Clippings.NET 0.14 (now gamma)

Feature List:

Internationalization support (multilanguage) . 
(Il send you the English File, you can Translate it and i put it into the App)
At this time English and german are supported.

Rectangle-area image capture from the screen with Clipping Tool.
User defined application hot keys.
All captured images are (automatically or manually) saved into the user defined folder or clipboard.
Will capture transparent images from the screen. (by using the SCapture Class from VBDT)
Can save the image in many image formats.
Can capture a screen image with or without the cursor included 
Multimonitor support make shots of a selected monitor or of full screen (all monitors)

Capture menus, tooltips (popups) and other interactive effects that applications may produce without complicate Timer schots.

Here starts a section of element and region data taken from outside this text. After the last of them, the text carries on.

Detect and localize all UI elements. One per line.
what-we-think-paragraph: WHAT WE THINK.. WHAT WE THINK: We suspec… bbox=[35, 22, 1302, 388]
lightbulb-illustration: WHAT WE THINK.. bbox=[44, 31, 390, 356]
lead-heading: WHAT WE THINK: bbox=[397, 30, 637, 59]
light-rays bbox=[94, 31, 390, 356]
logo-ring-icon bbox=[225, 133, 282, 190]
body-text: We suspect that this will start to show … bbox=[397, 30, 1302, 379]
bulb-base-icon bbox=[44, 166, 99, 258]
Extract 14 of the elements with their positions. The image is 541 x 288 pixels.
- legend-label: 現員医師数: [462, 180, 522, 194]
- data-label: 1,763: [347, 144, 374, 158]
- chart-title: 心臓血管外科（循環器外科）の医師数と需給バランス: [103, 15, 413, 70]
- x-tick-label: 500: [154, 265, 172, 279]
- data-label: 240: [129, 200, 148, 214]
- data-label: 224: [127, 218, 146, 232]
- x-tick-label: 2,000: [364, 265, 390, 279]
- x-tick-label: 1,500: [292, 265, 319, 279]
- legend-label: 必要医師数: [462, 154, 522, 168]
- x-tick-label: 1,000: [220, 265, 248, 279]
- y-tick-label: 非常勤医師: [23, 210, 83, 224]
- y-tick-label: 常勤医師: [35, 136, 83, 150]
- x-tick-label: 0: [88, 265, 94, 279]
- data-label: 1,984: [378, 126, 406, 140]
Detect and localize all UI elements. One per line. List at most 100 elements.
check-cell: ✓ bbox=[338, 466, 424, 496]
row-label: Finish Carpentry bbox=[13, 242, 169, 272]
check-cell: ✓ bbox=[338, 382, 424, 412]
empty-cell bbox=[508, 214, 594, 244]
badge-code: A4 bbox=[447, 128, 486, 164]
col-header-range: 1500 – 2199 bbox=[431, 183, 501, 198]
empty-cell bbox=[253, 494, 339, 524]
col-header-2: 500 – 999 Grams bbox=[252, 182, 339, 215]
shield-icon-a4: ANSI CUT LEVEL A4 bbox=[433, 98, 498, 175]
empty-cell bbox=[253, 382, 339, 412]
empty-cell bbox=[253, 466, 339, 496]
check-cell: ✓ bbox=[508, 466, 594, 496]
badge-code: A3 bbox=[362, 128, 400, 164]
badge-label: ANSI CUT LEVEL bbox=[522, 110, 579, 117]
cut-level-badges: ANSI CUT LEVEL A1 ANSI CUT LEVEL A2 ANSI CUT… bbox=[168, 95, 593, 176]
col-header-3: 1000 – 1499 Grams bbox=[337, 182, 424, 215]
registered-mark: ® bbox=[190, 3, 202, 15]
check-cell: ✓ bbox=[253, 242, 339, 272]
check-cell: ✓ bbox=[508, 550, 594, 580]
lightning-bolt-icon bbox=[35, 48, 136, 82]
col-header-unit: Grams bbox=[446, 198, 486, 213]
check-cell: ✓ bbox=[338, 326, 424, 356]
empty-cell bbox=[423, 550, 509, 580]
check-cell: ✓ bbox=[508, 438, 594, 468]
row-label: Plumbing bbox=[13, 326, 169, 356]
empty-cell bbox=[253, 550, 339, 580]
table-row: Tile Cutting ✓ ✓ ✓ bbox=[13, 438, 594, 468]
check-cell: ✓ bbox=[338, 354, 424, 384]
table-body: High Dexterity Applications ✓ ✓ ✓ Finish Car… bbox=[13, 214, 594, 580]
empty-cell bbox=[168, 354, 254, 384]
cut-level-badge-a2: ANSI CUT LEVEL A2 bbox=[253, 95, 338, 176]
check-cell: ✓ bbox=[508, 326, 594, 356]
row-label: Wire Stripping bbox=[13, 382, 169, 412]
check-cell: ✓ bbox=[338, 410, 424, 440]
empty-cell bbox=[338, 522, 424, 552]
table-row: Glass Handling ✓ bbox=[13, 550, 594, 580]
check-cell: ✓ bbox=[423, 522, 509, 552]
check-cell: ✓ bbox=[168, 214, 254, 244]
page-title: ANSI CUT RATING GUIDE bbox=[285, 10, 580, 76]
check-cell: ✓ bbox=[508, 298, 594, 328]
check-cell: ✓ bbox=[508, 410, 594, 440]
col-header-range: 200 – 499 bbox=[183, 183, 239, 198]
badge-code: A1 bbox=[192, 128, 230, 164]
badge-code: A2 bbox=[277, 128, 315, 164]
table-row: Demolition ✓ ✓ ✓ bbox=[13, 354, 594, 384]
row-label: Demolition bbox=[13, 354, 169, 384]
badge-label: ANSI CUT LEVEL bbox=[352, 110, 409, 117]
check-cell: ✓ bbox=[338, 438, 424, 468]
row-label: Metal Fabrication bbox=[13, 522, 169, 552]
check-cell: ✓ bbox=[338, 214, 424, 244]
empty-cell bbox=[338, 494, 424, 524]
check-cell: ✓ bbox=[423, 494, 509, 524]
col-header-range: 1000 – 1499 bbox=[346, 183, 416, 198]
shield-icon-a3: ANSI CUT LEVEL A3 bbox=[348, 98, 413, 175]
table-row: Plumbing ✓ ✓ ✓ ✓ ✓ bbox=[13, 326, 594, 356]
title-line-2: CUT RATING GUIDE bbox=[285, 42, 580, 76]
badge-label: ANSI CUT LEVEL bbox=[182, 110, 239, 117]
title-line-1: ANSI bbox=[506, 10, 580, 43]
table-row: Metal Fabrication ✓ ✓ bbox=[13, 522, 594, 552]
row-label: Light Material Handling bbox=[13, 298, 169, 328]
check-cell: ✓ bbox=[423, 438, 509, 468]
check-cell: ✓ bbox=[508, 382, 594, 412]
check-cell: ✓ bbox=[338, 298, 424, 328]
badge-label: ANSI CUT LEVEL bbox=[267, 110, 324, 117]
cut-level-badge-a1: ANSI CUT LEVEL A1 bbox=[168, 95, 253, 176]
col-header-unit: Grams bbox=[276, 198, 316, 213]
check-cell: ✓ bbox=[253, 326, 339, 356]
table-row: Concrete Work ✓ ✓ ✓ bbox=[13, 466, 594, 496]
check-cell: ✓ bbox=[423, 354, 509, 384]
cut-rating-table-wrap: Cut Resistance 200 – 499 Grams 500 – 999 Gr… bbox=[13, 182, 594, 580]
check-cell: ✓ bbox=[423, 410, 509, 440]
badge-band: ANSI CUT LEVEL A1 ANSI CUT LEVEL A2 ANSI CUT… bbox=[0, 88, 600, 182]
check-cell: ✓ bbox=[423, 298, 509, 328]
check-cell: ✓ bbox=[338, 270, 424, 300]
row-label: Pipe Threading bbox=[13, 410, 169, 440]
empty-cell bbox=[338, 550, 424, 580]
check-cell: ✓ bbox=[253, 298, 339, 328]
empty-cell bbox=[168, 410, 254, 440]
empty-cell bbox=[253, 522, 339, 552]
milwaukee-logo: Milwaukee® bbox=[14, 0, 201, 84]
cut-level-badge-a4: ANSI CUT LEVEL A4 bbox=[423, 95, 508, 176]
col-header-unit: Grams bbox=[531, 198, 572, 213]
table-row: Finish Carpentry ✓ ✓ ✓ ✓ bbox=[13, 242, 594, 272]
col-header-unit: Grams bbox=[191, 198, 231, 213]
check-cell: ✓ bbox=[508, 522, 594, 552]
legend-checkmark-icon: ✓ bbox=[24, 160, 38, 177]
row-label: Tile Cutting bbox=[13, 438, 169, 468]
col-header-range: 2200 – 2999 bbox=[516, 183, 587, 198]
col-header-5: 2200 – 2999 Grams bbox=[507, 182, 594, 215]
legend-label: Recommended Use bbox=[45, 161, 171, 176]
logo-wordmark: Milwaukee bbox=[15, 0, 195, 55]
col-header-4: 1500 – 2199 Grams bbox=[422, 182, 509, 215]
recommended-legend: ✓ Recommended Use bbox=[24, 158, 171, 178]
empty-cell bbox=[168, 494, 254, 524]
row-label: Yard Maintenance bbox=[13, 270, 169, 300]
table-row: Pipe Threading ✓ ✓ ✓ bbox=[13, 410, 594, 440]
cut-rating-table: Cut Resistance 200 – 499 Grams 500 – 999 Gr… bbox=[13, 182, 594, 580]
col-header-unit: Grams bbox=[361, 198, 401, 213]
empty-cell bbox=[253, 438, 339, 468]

Workflow like "Techsmith Snagit"
Snap -> Repaint/comment -> save.
My Intension was to send the Snapped Images automatical to Paint.NET.(because it is free)
MSPaint and Paint.NET have build in presettings.

Can send the Snapshots to almost every Application (by given Path or clicked Window with Application Hotkeys eg CTRL+V).

Save and reload the settings for every user seperatly.

*Updated to 0.11 added the Manual !*

Manual is added (still beta)

*Updated to 0.14* 

Setup Created (EN manual include)

Fixed some minor bugs
Paint.NET support improved
German manual added (ClippingsDotNET_DE.pdf, copy it to the DOC folder !)
English manual improved
Reported Paint.NET bug removed (hope so ...)


*License :*

Everyone is permitted to copy and use Clippings.NET application freely for their needs.
Clippings.NET is free of charge for Private or Professional (in bussines) use !
The only restriction is that Clippings.NET as an entirety must not be an item for sell.
It is free to include Clippings.NET onto Computermagzines or other spreadings by naming this sourcepoint (URL).

By installing and using the application you agree that the author of this application is not responsible for any damages that the application may cause to you

Please Report Bugs !

*** Attachments removed - they were kicking off a security issue ***

----------


## Alexion

Hi,

Great utility  :Smilie: 

Still one question:
- recently we started using Google Wave (also great app)
- normaly I can ctrl+v copy th eclipboard into an email message
- pictures in google wave have to come from a file (dragging it into a Wave)
- is it possible to use Yassu for this?
- can you make it work?

----------


## Alexion

Hi,

Can you send me the English text files? I'll have a go on the Dutch translation  :Thumb:

----------


## ColaCola

Could you send me the english file? I'll make you an italian translation right away! :big yellow:

----------